Yeah, really Neyer, you don't mix in politics with baseball, do you? Making mistakes is clearly something only conservatives do.
Rob, I wished you follow your own advice. You don't do a lot of it, but it has increased a good deal lately. I don't have any interest in reading your politics in your articles, whether its the things I agree with you or the things I disagree with.
I understand that to a degree. A lot of baseball's appeal is escapism, and who the hell wants real life to intrude? But I can't see how pretending that politics doesn't exist is at all reasonable. Politics is a part of life. Baseball is a part of life. Anyone who overloads on either of them is probably not the healthiest person in the world, but to deny that politics exists within the virtual walls of a given blog is kind of silly. The important thing is to maintain civility, decency and perspective when politics comes up and to remember that even if it's the subject du jour, the primary focus of the forum should remain baseball. It would take approximately 17,000 straight political posts by Neyer for the balance of his blog to tilt even slightly away from baseball content, so let's cut the guy some slack, OK?

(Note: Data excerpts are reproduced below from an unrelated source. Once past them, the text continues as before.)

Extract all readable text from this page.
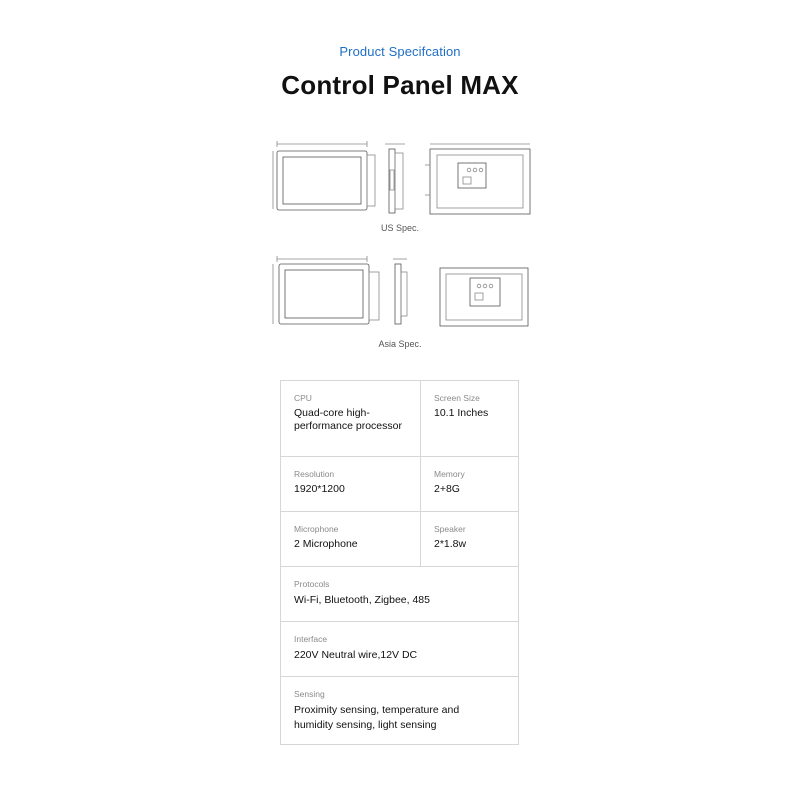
Product Specifcation
Control Panel MAX
US Spec.
Asia Spec.
CPU
Quad-core high-performance processor
Screen Size
10.1 Inches
Resolution
1920*1200
Memory
2+8G
Microphone
2 Microphone
Speaker
2*1.8w
Protocols
Wi-Fi, Bluetooth, Zigbee, 485
Interface
220V Neutral wire,12V DC
Sensing
Proximity sensing, temperature and humidity sensing, light sensing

Besides, there is something more troubling about Neyer's post than the fleeting intrusion of politics, and that's a criticism of my favorite baseball movie I am not currently prepared to counter. From commenter Amerlis:
Here's the real point. How is it possible that a catcher with power never even made it up for a cup of coffee? It's the premise of that movie. I reject that premise. Therefore I can't stand Bull Durham. It is NOT the best baseball movie ever made. Far from it.Oh dear. I love Bull Durham, but I'll admit, I have never really considered that aspect of it before. How does a brainy catcher who hits a lot of homers, makes his manager happy, and handles young pitchers with aplomb not stick in the bigs for longer than a cup of coffee? It's one thing to challenge my political assumptions, but man, to go after one of my favorite movies like that is rough, especially when I don't have a ready response.
See? It all comes back to baseball eventually.